The Project for Excellence in Journalism has published a telling chart that measures the steady decline in media coverage of the Iraq War since the start of 2007. One culprit: the presidential sweepstakes. “In the last quarter of 2007,” write Tricia Sartor and Mark Jurkowitz, “coverage of the war diminished as coverage of another major event — the 2008 presidential campaign — picked up dramatically. Those trends continued and expanded this year. In February 2008, coverage of the war in Iraq dropped to 3 percent, the lowest total for any one month since the News Coverage Index began in January 2007. Coverage of the war rebounded slightly from March 1 through March 20 of this year, when it accounted for 5 percent of the newshole.

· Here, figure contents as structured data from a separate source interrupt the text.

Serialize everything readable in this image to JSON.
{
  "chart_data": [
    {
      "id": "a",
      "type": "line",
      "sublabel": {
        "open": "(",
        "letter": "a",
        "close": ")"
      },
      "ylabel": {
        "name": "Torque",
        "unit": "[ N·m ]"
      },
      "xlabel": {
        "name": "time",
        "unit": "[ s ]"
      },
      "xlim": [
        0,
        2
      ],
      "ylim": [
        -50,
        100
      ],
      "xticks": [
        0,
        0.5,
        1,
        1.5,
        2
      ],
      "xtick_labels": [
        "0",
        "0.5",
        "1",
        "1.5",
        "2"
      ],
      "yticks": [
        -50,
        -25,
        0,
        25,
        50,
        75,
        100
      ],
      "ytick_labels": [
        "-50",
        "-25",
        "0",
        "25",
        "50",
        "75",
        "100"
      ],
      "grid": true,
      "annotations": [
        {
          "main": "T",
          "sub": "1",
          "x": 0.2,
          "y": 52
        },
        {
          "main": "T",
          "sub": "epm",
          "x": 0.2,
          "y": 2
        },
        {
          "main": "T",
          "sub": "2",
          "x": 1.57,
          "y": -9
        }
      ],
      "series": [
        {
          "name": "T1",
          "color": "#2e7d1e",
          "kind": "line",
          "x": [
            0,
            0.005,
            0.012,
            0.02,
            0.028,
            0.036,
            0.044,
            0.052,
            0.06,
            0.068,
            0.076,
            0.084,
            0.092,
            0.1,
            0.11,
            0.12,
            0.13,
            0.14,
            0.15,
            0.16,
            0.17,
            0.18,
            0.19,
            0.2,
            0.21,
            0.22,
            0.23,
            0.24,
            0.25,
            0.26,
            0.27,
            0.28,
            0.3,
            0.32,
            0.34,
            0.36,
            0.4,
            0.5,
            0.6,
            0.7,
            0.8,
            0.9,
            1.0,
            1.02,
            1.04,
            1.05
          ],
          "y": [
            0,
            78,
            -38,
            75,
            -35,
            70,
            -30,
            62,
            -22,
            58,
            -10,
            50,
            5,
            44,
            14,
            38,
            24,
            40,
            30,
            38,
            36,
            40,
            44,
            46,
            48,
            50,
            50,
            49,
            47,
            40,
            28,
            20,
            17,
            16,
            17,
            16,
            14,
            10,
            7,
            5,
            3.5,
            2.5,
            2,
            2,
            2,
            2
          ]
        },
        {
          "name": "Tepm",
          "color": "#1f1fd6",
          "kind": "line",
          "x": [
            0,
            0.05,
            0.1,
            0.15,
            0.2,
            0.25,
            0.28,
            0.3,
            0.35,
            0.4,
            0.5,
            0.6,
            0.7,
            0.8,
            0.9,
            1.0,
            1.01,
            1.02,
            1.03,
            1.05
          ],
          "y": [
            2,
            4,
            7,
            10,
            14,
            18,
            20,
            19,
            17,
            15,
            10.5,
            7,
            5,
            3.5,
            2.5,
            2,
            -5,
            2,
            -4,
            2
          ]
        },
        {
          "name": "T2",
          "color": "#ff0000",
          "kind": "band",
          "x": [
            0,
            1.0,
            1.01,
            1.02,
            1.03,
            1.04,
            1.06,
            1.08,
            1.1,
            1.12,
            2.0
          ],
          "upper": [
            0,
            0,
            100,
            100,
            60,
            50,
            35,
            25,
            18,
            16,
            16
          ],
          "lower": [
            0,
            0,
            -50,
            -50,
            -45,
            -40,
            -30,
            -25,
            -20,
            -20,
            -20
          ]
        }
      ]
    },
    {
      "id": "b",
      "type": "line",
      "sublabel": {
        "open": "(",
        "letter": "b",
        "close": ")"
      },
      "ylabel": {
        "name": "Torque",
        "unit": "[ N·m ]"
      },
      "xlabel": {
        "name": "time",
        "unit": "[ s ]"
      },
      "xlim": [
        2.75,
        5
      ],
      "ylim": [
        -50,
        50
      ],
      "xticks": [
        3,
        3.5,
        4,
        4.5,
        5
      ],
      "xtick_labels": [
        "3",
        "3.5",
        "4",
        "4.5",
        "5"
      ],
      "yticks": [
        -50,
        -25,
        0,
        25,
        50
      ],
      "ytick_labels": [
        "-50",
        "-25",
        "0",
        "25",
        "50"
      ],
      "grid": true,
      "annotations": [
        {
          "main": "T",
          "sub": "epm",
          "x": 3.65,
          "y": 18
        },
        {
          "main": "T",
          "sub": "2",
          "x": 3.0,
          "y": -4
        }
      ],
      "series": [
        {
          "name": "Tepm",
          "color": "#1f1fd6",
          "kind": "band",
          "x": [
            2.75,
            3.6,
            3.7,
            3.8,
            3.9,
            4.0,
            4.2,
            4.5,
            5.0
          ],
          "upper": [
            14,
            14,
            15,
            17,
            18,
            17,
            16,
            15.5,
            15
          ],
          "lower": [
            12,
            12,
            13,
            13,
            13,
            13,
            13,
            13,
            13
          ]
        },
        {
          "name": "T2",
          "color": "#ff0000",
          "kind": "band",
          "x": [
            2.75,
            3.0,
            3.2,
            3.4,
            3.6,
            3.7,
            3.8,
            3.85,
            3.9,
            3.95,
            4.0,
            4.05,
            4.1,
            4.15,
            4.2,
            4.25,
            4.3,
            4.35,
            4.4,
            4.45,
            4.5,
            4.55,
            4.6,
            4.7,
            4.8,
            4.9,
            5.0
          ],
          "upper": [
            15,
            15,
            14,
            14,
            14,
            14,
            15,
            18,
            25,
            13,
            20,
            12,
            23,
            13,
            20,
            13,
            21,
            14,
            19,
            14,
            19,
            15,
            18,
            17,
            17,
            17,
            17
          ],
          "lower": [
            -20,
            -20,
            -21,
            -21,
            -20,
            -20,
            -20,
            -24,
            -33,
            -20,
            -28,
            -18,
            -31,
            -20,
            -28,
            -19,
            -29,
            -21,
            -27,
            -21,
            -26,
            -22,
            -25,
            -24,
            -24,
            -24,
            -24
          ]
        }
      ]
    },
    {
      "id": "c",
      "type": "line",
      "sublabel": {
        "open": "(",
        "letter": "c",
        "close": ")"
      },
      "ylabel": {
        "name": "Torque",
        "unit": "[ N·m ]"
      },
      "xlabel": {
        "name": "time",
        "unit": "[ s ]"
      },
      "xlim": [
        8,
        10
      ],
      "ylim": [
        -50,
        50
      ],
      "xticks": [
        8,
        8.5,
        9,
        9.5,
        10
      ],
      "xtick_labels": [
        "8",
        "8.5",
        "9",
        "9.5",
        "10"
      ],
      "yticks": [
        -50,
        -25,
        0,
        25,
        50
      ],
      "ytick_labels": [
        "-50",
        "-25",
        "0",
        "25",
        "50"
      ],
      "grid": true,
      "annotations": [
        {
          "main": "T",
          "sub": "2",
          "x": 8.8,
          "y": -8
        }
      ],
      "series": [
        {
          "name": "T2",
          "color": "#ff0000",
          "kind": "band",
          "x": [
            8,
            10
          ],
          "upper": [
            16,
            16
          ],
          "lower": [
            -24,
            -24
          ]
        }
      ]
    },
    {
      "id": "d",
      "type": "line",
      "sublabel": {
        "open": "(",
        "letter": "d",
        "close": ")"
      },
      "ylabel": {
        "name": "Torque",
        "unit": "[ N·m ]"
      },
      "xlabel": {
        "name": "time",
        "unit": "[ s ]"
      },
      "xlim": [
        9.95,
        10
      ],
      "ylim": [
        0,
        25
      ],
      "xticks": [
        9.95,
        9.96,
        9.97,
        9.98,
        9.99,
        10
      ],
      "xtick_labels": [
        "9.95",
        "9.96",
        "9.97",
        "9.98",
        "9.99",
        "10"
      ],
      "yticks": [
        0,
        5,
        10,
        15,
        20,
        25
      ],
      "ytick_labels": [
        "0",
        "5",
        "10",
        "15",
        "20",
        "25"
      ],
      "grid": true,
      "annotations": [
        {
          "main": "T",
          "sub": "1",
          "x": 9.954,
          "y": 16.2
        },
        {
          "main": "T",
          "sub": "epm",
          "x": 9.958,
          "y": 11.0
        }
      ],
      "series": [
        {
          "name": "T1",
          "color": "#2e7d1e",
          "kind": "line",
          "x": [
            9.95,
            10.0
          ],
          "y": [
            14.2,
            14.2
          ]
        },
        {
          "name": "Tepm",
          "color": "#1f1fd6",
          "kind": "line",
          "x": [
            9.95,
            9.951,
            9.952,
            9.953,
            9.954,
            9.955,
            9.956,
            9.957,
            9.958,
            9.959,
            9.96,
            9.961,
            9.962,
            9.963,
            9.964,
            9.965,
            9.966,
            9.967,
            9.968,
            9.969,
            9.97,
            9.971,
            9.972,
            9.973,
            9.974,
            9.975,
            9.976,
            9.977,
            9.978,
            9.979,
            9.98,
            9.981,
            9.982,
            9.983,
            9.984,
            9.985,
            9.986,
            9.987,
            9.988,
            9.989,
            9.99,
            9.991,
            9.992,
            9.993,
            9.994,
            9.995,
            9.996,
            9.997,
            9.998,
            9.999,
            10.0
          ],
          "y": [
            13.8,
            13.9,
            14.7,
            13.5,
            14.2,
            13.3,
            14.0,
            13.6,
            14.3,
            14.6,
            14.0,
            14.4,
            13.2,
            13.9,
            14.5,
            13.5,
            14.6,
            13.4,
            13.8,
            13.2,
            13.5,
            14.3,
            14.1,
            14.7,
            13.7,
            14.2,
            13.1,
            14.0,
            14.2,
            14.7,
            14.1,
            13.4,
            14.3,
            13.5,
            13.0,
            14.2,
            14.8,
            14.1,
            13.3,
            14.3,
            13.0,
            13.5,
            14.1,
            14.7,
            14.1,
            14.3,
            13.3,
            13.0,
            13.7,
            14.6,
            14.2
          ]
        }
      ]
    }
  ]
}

One catalyst for that increase in coverage was the fifth anniversary of the war, which generated an examination of both the conflict and the fact that it seemed to have largely disappeared from the news media’s radar screen.”

Must-read: Greg Mitchell, the editor of Editor & Publisher and author of So Wrong for So Long: How the Press, the Pundits — and the President — Failed in Iraq, published a great column summarizing a few of the questions the media have steadfastly failed to ask about the war.

Excerpt:

A frank assessment of the overall media performance, from the “run-up” to the “surge,” was nearly non-existent… What about the removal of the vast majority of U.S. reporters from Iraq in the early days of the occupation, just when they were most needed to warn of the daily Coalition blunders and emerging insurgency? The media’s role in falling victim to official propaganda in the Jessica Lynch and Pat Tillman cases? The delay in exposing the abuses at Abu Ghraib — and attacks on civilians in Haditha and numerous other places?

“The list goes on: Why did it take years to really focus on ill treatment of Iraq and Afghanistan veterans back here at home? To expose the rising suicide rates among soldiers in Iraq and returning vets? To assess the full trillion-dollar financial costs of the war, now a hot topic but underplayed for so long?… Why didn’t the media fight harder the Pentagon’s ban on showing coffins returning from Iraq? Why, for the most part, did they refuse to show dead or injured American soldiers from the war zone, thus preventing the public from absorbing the true human costs of the conflict?”